Éditions – L'Ecole des loisirs / collection Théâtre

Création Jeune Public 2021
Tous publics à partir de 8 ans 

 

Mise en scène / Lumière / Scénographie / Costumes

Christophe LAPARRA

 

Dramaturgie / Collaboration artistique

Marie BALLET

Interprétation

Marion AMIAUD

Christophe LAPARRA

Patricia VARNAY

Musique live / Bruiteur / Régie son

Xavier BERNARD-JAOUL

Conseiller lumière

Bruno BESCHERON

Couturière

Emmanuelle LAMBERT

Visuel Dorin.jpg

© Matthieu Fayette

Production

Théâtre de Paille 

Coproduction 

Centre Culturel La Courée à Collégien 

Subventions

Drac des Hauts-de-France

Conseil Régional des Hauts-de-France

Conseil Départemental de L'Oise

Ville de Beauvais

Un projet mené en partenariat avec l’Amin Théâtre – Le TAG à Grigny

© Clément Soyer

Le texte

 

Résumé

Une petite fille construit sa maison imaginaire. Deux minutes plus tard, elle est devenue une vieille dame. mais elle porte toujours ses chaussures d'enfant. C'est l'heure de mourir, annonce le promeneur. Déjà ? Laisse-moi juste le temps d'une pensée. Je dois retourner rendre ses chaussures à la petite fille. Le promeneur accepte. Mais la petite fille retient la vieille dame, allume sans cesse la lumière, elle ne doit pas, c'est dangereux, car le promeneur revient.

 

Dédicace (extrait)

J'ai écrit en partie cette histoire hébergé dans une classe du 11ème arrondissement de Paris, pendant un mois. Ainsi, chaque matin, je me suis rendu à l'école comme les autres élèves et, comme eux, je me suis installé à la table qu'ils m'avaient préparée au fond de la classe. Pendant qu'eux suivaient la leçon de leur maître sans rien changer à leurs habitudes, moi, je tentais de recréer l'intimité de mon bureau pour écrire.

 

Épigraphe

Tous les enfants sont à l'intérieur d'une vieille personne, mais ils ne le savent pas encore.

 

Personnages

Une petite fille - Une vieille dame - Un promeneur

 

Début du texte

Plateau nu. Éclairage de service. Un promeneur passe en fredonnant. Il sort

Une petite fille entre.

LA PETITE FILLE : Là, c'est la porte. Là, c'est le couloir. Là, c'est la cuisine. Là, c'est la table.
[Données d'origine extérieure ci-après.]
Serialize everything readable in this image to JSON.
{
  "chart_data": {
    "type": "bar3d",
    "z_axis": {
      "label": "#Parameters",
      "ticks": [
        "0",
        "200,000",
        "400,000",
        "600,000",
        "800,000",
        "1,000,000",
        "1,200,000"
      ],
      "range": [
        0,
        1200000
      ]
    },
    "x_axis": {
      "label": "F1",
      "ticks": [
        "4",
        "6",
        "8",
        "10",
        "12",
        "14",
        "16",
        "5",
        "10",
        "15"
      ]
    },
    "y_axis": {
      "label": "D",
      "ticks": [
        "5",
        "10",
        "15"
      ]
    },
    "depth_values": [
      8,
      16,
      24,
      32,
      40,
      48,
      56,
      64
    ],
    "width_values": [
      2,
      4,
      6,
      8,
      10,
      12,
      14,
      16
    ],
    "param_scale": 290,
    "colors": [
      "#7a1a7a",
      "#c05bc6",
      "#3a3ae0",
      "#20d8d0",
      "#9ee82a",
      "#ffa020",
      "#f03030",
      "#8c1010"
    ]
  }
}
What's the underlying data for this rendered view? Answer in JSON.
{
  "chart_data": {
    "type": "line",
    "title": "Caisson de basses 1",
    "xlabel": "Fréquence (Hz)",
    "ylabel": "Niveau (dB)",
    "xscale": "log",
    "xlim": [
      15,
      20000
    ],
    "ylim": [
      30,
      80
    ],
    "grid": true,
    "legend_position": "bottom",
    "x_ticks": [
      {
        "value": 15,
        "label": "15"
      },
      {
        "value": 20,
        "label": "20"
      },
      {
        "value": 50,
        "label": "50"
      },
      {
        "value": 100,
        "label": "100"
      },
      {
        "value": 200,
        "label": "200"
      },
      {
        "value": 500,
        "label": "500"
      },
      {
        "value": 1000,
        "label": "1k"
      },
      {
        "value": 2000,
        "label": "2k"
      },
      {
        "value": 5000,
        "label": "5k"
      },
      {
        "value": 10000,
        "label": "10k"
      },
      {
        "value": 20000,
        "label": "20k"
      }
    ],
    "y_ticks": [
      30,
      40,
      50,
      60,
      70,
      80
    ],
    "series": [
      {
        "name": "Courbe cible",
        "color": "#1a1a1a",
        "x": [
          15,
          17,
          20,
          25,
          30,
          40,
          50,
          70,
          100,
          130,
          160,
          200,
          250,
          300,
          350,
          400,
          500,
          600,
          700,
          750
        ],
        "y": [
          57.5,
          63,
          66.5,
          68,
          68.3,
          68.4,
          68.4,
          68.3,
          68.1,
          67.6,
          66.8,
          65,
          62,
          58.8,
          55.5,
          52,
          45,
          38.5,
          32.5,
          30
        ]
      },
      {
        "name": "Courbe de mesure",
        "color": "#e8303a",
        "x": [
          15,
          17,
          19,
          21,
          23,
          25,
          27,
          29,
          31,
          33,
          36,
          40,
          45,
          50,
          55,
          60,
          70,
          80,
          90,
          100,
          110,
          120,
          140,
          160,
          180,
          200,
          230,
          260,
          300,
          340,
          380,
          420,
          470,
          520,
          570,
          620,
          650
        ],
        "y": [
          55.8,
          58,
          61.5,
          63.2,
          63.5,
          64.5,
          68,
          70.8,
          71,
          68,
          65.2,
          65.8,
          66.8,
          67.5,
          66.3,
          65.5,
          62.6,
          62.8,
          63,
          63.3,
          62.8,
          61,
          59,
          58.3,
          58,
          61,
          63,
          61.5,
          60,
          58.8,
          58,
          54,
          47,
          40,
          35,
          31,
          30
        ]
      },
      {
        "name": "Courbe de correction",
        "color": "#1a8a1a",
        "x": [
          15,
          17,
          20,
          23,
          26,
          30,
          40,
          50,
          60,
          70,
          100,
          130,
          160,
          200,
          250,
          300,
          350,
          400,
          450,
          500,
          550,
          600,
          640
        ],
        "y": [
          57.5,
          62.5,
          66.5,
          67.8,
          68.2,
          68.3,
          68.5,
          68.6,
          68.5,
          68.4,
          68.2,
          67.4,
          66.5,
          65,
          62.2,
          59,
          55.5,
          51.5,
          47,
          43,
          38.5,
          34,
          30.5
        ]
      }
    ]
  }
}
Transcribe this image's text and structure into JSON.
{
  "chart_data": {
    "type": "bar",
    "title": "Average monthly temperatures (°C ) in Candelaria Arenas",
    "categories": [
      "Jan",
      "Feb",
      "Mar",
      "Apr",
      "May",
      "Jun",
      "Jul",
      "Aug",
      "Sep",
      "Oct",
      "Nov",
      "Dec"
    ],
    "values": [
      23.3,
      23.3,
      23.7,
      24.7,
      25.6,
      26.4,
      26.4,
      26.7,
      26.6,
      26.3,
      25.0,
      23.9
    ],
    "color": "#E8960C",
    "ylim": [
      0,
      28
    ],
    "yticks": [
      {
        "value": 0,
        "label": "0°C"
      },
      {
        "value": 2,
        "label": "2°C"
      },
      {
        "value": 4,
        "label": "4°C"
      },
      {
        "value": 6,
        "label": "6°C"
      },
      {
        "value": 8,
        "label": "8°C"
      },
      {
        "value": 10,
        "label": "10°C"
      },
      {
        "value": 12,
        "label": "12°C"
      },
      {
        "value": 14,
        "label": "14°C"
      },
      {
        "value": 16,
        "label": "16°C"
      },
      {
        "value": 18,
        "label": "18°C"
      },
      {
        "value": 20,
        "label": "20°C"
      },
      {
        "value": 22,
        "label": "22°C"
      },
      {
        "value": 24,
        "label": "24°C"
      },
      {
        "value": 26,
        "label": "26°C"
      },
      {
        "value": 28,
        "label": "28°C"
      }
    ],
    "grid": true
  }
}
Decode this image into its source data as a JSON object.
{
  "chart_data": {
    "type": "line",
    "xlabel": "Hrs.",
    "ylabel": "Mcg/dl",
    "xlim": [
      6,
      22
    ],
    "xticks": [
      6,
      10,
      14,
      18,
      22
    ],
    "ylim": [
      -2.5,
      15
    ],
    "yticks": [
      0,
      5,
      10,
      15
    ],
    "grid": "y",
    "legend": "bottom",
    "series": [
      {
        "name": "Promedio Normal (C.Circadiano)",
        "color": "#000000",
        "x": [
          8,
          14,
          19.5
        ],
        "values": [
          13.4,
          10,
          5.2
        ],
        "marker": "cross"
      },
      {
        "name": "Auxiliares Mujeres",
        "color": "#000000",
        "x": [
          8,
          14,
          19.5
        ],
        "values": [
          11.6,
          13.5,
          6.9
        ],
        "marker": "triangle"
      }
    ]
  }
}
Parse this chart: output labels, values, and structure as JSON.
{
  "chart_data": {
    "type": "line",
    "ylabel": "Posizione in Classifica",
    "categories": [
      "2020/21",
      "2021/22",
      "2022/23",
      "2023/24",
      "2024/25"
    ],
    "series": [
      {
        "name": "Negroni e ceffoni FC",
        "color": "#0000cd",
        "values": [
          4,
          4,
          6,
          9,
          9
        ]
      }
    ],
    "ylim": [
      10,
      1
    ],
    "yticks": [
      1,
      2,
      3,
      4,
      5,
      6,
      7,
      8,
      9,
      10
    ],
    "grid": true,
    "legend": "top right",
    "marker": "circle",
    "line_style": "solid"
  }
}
Là, c'est la chaise. Lui, c'est mon petit frère. Pousse-toi !

Là, c'est la fenêtre. Derrière, c'est la mer. Non, c'est la montagne. Non, c'est le désert. Non !

Derrière, c'est juste un petit pré, avec des moutons, un berger et son chien.

Là, c'est le salon. Là, c'est le tapis. Ça, c'est mes chaussures. Là, c'est le fauteuil.

Ça, c'est moi qui attends.

Elle s'assoit.

Un temps.

Éteins !

 

Noir.

 

On entend fredonner le promeneur.

 

VOIX DE LA PETITE FILLE : Allume !

 

La petite fille est devenue une veille dame.

 

LA VIEILLE DAME : Déjà ? Comme elle est venue vite, la nuit ! À peine le temps d'une pensée, et le jour a passé. Où étais-tu pendant cet éclair ? Comme elle est devenue petite, ta maison, ma vieille, tout à coup ! Comme t'es devenue vieille, ma petite, soudain ! À peine le temps d'y voir et, déjà, il fait noir.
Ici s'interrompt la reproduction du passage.